OceanaGold était l’une des premières sociétés minières à signer un Accord d’assistance financière et technique (ZLEA) en 1994. Cet accord a donné la pleine propriété à l’entreprise de 14 187 hectares de terres riches en or du Didipio et des villages voisins de Kasibu, dans la province de Nueva Vizcaya.

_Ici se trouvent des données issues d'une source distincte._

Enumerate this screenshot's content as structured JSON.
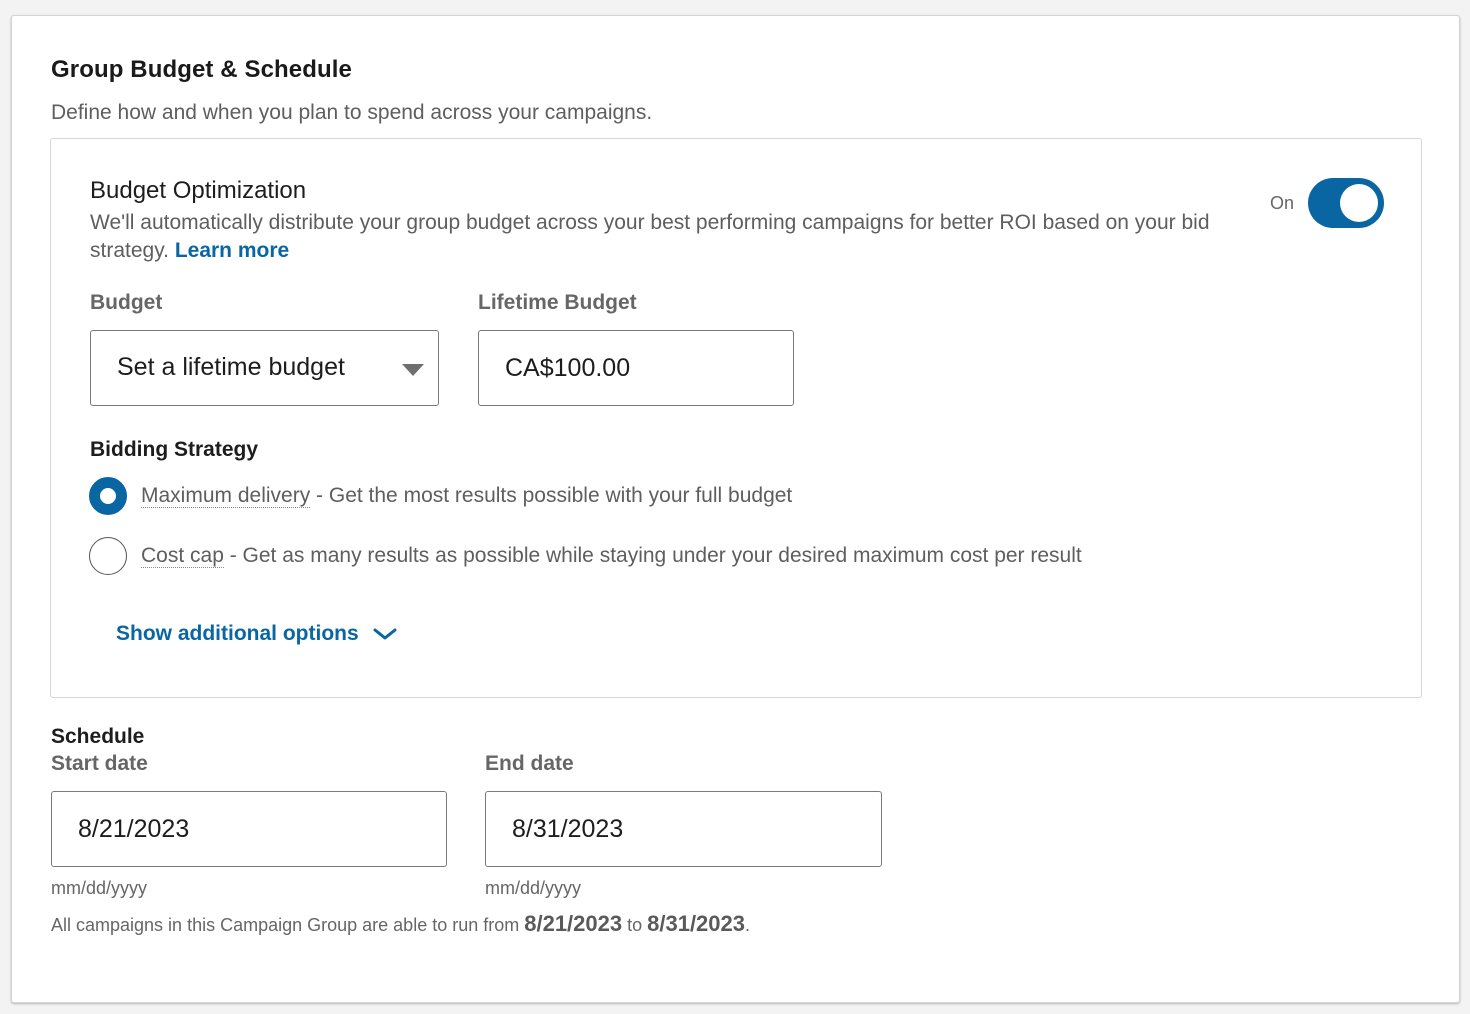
{
  "section": {
    "title": "Group Budget & Schedule",
    "description": "Define how and when you plan to spend across your campaigns."
  },
  "budget_optimization": {
    "title": "Budget Optimization",
    "description": "We'll automatically distribute your group budget across your best performing campaigns for better ROI based on your bid strategy.",
    "learn_more": "Learn more",
    "toggle_label": "On",
    "toggle_on": true,
    "toggle_color": "#0a66a3"
  },
  "budget": {
    "label": "Budget",
    "selected": "Set a lifetime budget",
    "icon": "chevron-down-icon"
  },
  "lifetime_budget": {
    "label": "Lifetime Budget",
    "value": "CA$100.00"
  },
  "bidding": {
    "title": "Bidding Strategy",
    "options": [
      {
        "term": "Maximum delivery",
        "description": " - Get the most results possible with your full budget",
        "checked": true
      },
      {
        "term": "Cost cap",
        "description": " - Get as many results as possible while staying under your desired maximum cost per result",
        "checked": false
      }
    ],
    "show_more": "Show additional options"
  },
  "schedule": {
    "title": "Schedule",
    "start_label": "Start date",
    "start_value": "8/21/2023",
    "start_hint": "mm/dd/yyyy",
    "end_label": "End date",
    "end_value": "8/31/2023",
    "end_hint": "mm/dd/yyyy",
    "summary_prefix": "All campaigns in this Campaign Group are able to run from ",
    "summary_start": "8/21/2023",
    "summary_mid": " to ",
    "summary_end": "8/31/2023",
    "summary_suffix": "."
  }
}
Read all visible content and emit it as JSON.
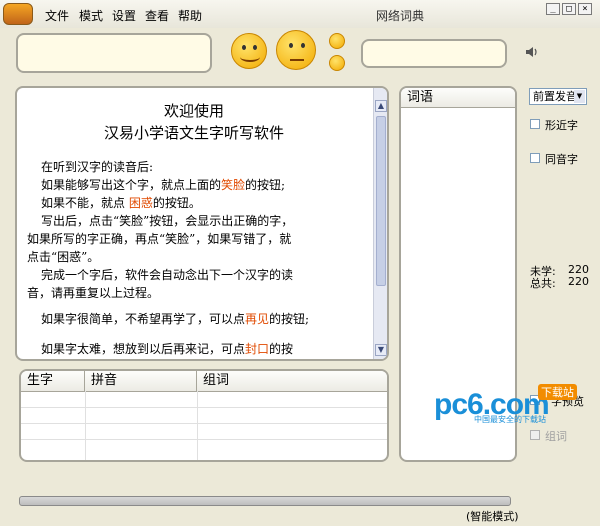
{
  "menu": {
    "items": [
      "文件",
      "模式",
      "设置",
      "查看",
      "帮助"
    ]
  },
  "window": {
    "title": "网络词典",
    "controls": [
      "_",
      "□",
      "×"
    ]
  },
  "intro": {
    "title_line1": "欢迎使用",
    "title_line2": "汉易小学语文生字听写软件",
    "p1": "在听到汉字的读音后:",
    "p2_a": "如果能够写出这个字，就点上面的",
    "p2_hl": "笑脸",
    "p2_b": "的按钮;",
    "p3_a": "如果不能，就点 ",
    "p3_hl": "困惑",
    "p3_b": "的按钮。",
    "p4": "写出后，点击“笑脸”按钮，会显示出正确的字，",
    "p5": "如果所写的字正确，再点“笑脸”，如果写错了，就",
    "p6": "点击“困惑”。",
    "p7": "完成一个字后，软件会自动念出下一个汉字的读",
    "p8": "音，请再重复以上过程。",
    "p9_a": "如果字很简单，不希望再学了，可以点",
    "p9_hl": "再见",
    "p9_b": "的按钮;",
    "p10_a": "如果字太难，想放到以后再来记，可点",
    "p10_hl": "封口",
    "p10_b": "的按"
  },
  "word_list": {
    "header": "词语"
  },
  "pronunciation_select": {
    "value": "前置发音"
  },
  "options": {
    "similar_shape": "形近字",
    "same_sound": "同音字",
    "preview": "字预览",
    "group_words": "组词"
  },
  "stats": {
    "unlearned_label": "未学:",
    "unlearned_value": "220",
    "total_label": "总共:",
    "total_value": "220"
  },
  "table": {
    "columns": [
      "生字",
      "拼音",
      "组词"
    ]
  },
  "status": {
    "mode": "(智能模式)"
  },
  "watermark": {
    "brand": "pc6.com",
    "badge": "下载站",
    "tagline": "中国最安全的下载站"
  },
  "colors": {
    "highlight": "#e04a00",
    "watermark_blue": "#1a8fd8",
    "watermark_orange": "#f28c00"
  },
  "icons": [
    "speaker-icon",
    "grin-face-icon",
    "confused-face-icon",
    "small-smile-icon",
    "small-sad-icon"
  ]
}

Pour Clemente Bautista, coordinateur national du Réseau Kalikasan PNE, les opérations minières de OceanaGold représentent « un risque grave pour l’environnement » des communautés du Kasibu, Nueva Vizcaya. Une mission d’enquête de l’environnement (MIE) effectuée ce mois-ci par Kalikasan PNE, le groupe scientifique Agham, et l’alliance provinciale ANNVIK sur les cours d’eau touchés par l’exploitation minière a montré que la contamination de l’eau est massive en métaux lourds, en particulier dans la rivière Didipio : « La concentration de cuivre dans l’eau testée atteint un niveau deux fois plus haut que celui autorisé pour l’irrigation et huit fois le niveau maximal pour la survie des organismes (…) Ces niveaux menacent l’approvisionnement des populations en poissons et en crustacés et retarde la productivité des terres agricoles irriguées ou inondées par ces eaux. » La présence de cuivre retrouvée dans les champs de riz peut également être transmise par la consommation humaine. L’empoisonnement au cuivre peut causer diverses maladies qui affligent notre système sanguin, digestif et intestinal, voire le foie et les reins.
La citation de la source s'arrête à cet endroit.